Columna de Joaquín Trujillo: Cortafuegos
- 3 Horas, 24 Minutos
- LaTercera.com
- Noticias
Columna de Joaquín Trujillo: Cortafuegos

La Modernidad puede ser descrita como una sucesión de explosiones, seguidas cada una de incendios que fueron solo hasta cierto punto controlados. Empezando por la caída del último bastion de la Antigüedad, el Imperio Romano de Oriente a manos de un titán geopolítico (el Otomano), el hallazgo de un inmenso continente (América), la decepcionante certeza de que nuestro planeta no era el centro del universo (Copérnico) y, siglos más tarde, que la Vía Lactea era una galaxia entre muchas (Hubble), la proliferación de religiones perfectamente legítimas que se volvieron cada una hegemónica en su país (Reforma Protestante) y, luego, dispuestas a convivir en una misma nación (Estados Unidos de Norteamérica), etc. Estas tierras quemadas del etnocentrismo, por no decir provincianismo cosmológico, han tenido sus autorías confesas. Lutero, Calvino, Colón, Vespucio, filósofos ilustrados y científicos. Cada innovador tecnológico, cada emprendedor, intentará superar a su predecesor. Pues en la Modernidad los enanos crecen demasiado rápido sobre los hombros de los gigantes.
Sin embargo, toda plaga tuvo su depredador. El fuego propio contra el ajeno. Esos agentes de cambio portaron aparejados su contra-agente.
Pero eso no son más que caricaturas que elabora la pedagogía. Sin aspirar a prescindir de ellas, los grandes dibujantes saben por su oficio que siempre se las puede afinar.
Entre los incendios rivales de la Modernidad, los cortafuegos, esas veredas que impiden su propagación, han sido menos señalados cuando, en rigor, crecen en importancia.
Un ejemplo notable: Erasmo de Róterdam (1466-1536). Este archisabio de origen social oscuro, se transformó en el consejero más espectacular de los tiempos modernos recién inaugurados. Fue un refrigerador de ánimos encendidos en el momento en que los pueblos clamaban por enfrentarse en el Armagedón.
Erasmo no fue un moderado de ocasión, una bisagra chantajista de esas que rechinan a cada movimiento como si dijeran: sin mí no hay consenso alguno. Su neutralidad no fue aséptica ni berrinchuda. Sus doctrinas tuvieron un núcleo ardiente, sí, pero recubierto de un manto, una biósfera, un envoltorio para la vida. Fue acusado por católicos y protestantes de esto y de lo otro.

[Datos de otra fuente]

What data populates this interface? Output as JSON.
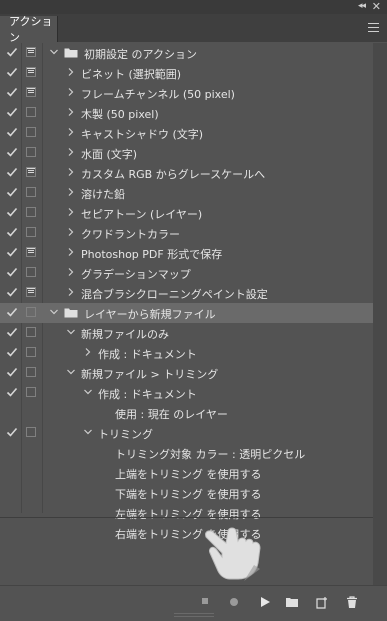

Así y todo, sus ideas convencieron al pueblo fanático de por entonces: España. El “erasmismo” logró en esa antesala americana muchos adeptos reflexivos. Tanto que se dijo que el Quijote de Cervantes (la novela más importante de la historia) habría sido imposible sin esa atmósfera propicia. Todavía hace un par de décadas pude ver a los estudiantes del liceo leyendo su “Elogio de la locura” en la micro de regreso a casa.
Mientras Maquiavelo se escudaría en el realismo político para sugerir, queriéndolo o no, la inmoralidad política, Erasmo, muy por el contrario, en su libro dedicado al emperador Carlos V, “La educación del príncipe cristiano”, hizo lo contrario y, por sobre todo, algo más que eso: descubrió y explicó la conveniencia de la decencia, dos palabras que, como salta al oído, riman.